Patrick Balkany : 18 mois de prison ferme requis pour détournement de fonds publics

Le tribunal de Nanterre a requis, ce mercredi, une peine de trois ans d’emprisonnement, dont 18 mois fermes, à l’encontre de Patrick Balkany, ancien maire de Levallois-Perret, dans le cadre d’une affaire de détournement de fonds publics. Jugé pour des faits de prise illégale d’intérêts, ce procès a mis en lumière des pratiques douteuses liées à une association subventionnée par la mairie.

EN BREF

  • Patrick Balkany a été jugé pour détournement de fonds publics et prise illégale d’intérêts.
  • Le procureur a requis 18 mois de prison ferme et une amende de 350.000 euros.
  • Le jugement sera rendu le 28 mai prochain.

Lors de l’audience, la procureure, Nathalie Foy, a souligné la gravité des faits, décrivant une « atteinte à la société et à l’État ». Elle a également pris en compte l’âge avancé de l’accusé, âgé de 77 ans. Le procès a révélé les liens étroits entre Balkany et son ancien directeur du développement économique, Renaud Guillot-Corail, décédé en 2020. Ce dernier aurait bénéficié d’une rémunération indue, grâce à une association, le Codeeil, financée par des subventions municipales.

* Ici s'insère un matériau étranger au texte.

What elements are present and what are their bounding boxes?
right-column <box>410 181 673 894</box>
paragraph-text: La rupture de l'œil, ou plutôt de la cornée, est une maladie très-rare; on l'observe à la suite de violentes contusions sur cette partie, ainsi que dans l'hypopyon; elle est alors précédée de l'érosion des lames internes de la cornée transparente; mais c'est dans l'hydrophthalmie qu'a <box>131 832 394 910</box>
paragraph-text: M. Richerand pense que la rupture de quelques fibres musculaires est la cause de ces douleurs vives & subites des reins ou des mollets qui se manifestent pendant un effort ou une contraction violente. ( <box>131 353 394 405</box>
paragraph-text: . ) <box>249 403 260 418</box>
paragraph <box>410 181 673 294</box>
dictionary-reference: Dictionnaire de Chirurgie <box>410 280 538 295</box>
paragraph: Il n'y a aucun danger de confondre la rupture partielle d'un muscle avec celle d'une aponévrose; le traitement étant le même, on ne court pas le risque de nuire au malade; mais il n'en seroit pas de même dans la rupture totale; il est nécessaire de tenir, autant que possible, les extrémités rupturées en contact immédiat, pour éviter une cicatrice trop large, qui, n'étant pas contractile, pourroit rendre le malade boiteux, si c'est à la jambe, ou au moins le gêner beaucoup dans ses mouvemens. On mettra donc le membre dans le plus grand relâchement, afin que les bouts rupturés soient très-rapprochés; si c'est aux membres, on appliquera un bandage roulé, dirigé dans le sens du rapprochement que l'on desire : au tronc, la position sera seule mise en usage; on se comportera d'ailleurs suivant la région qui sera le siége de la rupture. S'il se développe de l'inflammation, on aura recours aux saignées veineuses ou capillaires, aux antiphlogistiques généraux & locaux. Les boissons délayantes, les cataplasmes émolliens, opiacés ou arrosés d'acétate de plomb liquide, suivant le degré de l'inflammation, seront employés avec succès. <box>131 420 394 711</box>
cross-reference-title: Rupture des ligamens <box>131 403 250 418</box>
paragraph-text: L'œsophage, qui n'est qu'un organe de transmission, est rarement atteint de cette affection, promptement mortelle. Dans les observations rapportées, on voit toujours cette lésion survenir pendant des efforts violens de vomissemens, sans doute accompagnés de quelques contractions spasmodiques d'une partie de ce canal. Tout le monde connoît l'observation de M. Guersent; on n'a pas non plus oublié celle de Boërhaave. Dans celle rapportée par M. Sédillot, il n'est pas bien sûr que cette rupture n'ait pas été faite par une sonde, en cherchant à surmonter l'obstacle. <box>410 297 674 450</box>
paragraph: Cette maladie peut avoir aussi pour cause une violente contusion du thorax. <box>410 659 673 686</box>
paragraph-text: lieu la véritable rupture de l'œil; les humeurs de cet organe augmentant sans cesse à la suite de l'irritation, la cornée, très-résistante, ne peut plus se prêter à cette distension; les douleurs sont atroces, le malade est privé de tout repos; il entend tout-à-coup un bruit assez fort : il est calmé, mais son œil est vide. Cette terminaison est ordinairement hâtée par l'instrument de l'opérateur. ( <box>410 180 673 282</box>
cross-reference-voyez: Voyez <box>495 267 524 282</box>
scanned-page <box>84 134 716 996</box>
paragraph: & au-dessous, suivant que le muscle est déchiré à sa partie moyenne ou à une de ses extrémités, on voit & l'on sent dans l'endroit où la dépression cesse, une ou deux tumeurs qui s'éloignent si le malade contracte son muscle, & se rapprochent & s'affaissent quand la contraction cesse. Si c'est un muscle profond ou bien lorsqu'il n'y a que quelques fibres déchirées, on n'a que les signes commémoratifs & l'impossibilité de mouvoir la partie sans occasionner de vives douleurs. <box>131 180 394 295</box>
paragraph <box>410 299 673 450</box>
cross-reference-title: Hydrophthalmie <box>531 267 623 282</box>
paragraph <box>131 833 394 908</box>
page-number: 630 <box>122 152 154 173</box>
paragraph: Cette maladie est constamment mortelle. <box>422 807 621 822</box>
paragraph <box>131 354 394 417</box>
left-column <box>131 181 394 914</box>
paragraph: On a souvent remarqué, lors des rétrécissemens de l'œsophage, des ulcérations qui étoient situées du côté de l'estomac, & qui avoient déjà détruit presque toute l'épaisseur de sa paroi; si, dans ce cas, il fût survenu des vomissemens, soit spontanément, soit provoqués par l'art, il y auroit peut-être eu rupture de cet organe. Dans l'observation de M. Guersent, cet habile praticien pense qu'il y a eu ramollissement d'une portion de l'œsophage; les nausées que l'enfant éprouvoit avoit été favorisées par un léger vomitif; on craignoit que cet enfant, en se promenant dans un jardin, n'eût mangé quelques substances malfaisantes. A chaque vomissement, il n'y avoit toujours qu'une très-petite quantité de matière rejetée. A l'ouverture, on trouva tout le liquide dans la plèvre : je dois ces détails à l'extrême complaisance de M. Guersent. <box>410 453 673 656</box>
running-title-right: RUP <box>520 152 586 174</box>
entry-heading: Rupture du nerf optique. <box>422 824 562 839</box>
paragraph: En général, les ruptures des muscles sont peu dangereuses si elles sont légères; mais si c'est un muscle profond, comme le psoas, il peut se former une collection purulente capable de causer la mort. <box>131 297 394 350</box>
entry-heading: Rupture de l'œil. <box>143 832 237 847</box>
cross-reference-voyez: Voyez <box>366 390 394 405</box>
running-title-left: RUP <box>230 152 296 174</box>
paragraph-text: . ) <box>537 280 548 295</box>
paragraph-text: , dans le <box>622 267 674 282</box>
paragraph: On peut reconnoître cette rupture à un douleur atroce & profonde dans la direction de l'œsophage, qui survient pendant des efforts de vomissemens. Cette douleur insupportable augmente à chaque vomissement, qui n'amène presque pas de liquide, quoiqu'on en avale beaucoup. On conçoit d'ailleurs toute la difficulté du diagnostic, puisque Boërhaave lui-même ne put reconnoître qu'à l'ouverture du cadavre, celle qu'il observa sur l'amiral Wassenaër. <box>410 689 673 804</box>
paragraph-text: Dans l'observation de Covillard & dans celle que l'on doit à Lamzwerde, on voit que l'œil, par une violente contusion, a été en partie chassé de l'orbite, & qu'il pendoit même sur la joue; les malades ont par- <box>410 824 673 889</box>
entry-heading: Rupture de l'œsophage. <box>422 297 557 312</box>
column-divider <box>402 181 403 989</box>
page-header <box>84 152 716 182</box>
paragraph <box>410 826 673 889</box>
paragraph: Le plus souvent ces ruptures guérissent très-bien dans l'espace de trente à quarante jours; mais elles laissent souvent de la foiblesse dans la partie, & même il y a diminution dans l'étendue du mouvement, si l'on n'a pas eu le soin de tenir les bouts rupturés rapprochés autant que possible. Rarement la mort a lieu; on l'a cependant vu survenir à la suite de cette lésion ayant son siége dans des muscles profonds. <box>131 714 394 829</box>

Au cours des débats, la procureure a démontré que cette association avait été conçue pour contourner les règles de la fonction publique. Elle a mis en lumière des abus tels que des voyages luxueux en première classe financés par des fonds publics. « L’argent public c’est sacré », a-t-elle insisté, rappelant que des associations d’aide sociale ne reçoivent que des montants dérisoires comparés aux sommes gaspillées dans ce montage.

Les charges retenues contre Balkany incluent l’utilisation abusive des ressources publiques pour assurer un complément de revenus à Guillot-Corail, qui touchait déjà une retraite substantielle. Ce dernier cumulait ainsi des revenus dépassant 11.000 euros par mois, tout en louant un logement à Levallois à un tarif très en dessous du marché.

La tension a monté au cours des échanges entre le tribunal et l’ancien maire, ce dernier reprochant à la présidente du tribunal un « mélange des genres » et des questions qu’il jugeait déplacées. La magistrate, Nathalie Ballerini, a répondu avec fermeté, rappelant à Balkany les règles de la cour. « Vous ne me parlez pas comme à votre secrétaire », s’est-il exclamé, témoignant d’une certaine exaspération face à la situation.

Dans sa défense, l’avocat de Balkany, Robin Binsard, a rejeté les accusations et a plaidé pour une relaxe. Il a dénoncé la sévérité des réquisitions et a demandé à la cour de juger l’homme, et non le « baron des Hauts-de-Seine ». « Il n’existe aucune certitude dans ce dossier », a-t-il soutenu.

Patrick Balkany, quant à lui, s’est montré serein face aux accusations. « La justice, elle se trompe parfois, j’espère qu’elle reconnaîtra cette fois ma bonne foi », a-t-il déclaré. Le verdict final sera rendu le 28 mai, date à laquelle la cour examinera également une seconde affaire impliquant l’utilisation illégale de policiers comme chauffeurs privés, une accusation que Balkany a refusé de commenter lors de cette audience.

Ce procès met en lumière des pratiques de gestion des fonds publics qui soulèvent des questions éthiques et juridiques, et il ne fait que renforcer le sentiment d’une nécessité de transparence et d’intégrité dans la gestion des affaires publiques.